Ruanda ist bekannt für seine Imigongo-Malerei, die traditionell von Frauen aus Kuhdung hergestellt wird. Dominiert von geometrischen Mustern oder Spiralen, in hauptsächlich schwarzen, weißen oder roten Farbtönen, schmücken diese einzigartigen Kunstwerke meist die Innenräume von Häusern, finden sich aber auch auf Töpferwaren oder direkt auf Leinwand wieder. Der Dung wird mit Asche vermischt, die Bakterien und Gerüche abtötet, dann härtet er aus und wird anschließend gefärbt. Der Ursprungsort dieser Praxis ist die Region Nyakarimbi in der Ostprovinz nahe der Grenze zu Tansania, wo sie nach wie vor nach althergebrachten Regeln der Kunst hergestellt wird. Während des Völkermords 1994 wäre diese für das ruandische Erbe konstitutive Technik beinahe verschwunden, bevor eine Frauenkooperative auf der Straße nach Rusumo in der Ostprovinz Kirehe die Praxis rettete und wiederbelebte. Zwar werden weiterhin traditionelle geometrische Zeichnungen hergestellt, doch diese Künstlerinnen experimentieren mit immer freieren Bildern, die den Geist der ruandischen Landschaft, ihrer Flora, Fauna und ihrer Bewohner vermitteln. So findet man heute eine ganze Reihe moderner Imigongo, die von geometrisch bis figurativ reichen.

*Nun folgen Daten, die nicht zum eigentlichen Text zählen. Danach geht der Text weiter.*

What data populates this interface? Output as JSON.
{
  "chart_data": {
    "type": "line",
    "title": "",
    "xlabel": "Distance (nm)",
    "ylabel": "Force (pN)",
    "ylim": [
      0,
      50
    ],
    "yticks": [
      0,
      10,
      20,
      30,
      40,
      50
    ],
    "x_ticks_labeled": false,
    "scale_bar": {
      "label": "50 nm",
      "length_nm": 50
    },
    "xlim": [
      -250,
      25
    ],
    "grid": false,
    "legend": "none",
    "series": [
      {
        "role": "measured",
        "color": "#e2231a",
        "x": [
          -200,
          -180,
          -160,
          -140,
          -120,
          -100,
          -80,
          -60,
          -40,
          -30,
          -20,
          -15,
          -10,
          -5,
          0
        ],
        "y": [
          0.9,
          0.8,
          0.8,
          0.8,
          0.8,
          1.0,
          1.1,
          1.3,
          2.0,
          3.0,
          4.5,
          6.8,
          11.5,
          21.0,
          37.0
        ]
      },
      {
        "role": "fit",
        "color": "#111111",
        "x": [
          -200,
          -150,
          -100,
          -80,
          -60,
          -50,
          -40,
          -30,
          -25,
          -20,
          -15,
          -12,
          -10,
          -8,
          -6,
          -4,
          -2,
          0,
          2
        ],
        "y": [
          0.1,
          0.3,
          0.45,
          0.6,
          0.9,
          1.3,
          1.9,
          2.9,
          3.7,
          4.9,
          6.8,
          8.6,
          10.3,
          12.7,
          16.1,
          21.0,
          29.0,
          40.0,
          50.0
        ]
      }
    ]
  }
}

Zeitgenössische Kunst als Instrument des politischen Wiederaufbaus

Heute ist die zeitgenössische Kunst in Ruanda ein wertvolles Instrument der Erinnerung, der Kommunikation, des Ausdrucks und der Reflexion, eine treibende Kraft für sozialen Wandel. Einer der repräsentativen Künstler dieser Aufgabe ist der Bildhauer Jean-Baptiste Sebukangaga, dessen Arbeit sich sehr direkt mit der Frage des Völkermords auseinandersetzt. Als Mitbegründer der ersten und einzigen Kunstschule des Landes in Nyundo (1962) ist er eine der wichtigsten Figuren in der ruandischen Kunst seit der Unabhängigkeit. Als Überlebender des Völkermords an den Tutsi wurde er Ende der 1990er Jahre zu einem maßgeblichen Künstler, als der ruandische Staat ihn mit mehreren Projekten für Gedenkstätten beauftragte. Eines der bekanntesten ist sein Werk aus dem Jahr 1998 am Flughafen Kanombe in Kigali.

Eine der Schlüsselveranstaltungen für das aktuelle Kunstschaffen ist das Festival Ubumuntu ("Mensch sein"), das seit 2015 jährlich stattfindet und nach der letzten Woche der 100-tägigen Gedenkfeier zum Völkermord von 1994 abgehalten wird. Es bringt lokale und internationale Künstler zusammen und findet im Amphitheater im Freien des Kigali Genocide Memorial Center statt. Performances, Workshops, Besichtigungen: Die Aktivitäten des Festivals sind vielfältig. Seine Kuratorin, die junge Hope Azeda, ist heute zu einer unumgänglichen Persönlichkeit in der ruandischen Kunstwelt geworden.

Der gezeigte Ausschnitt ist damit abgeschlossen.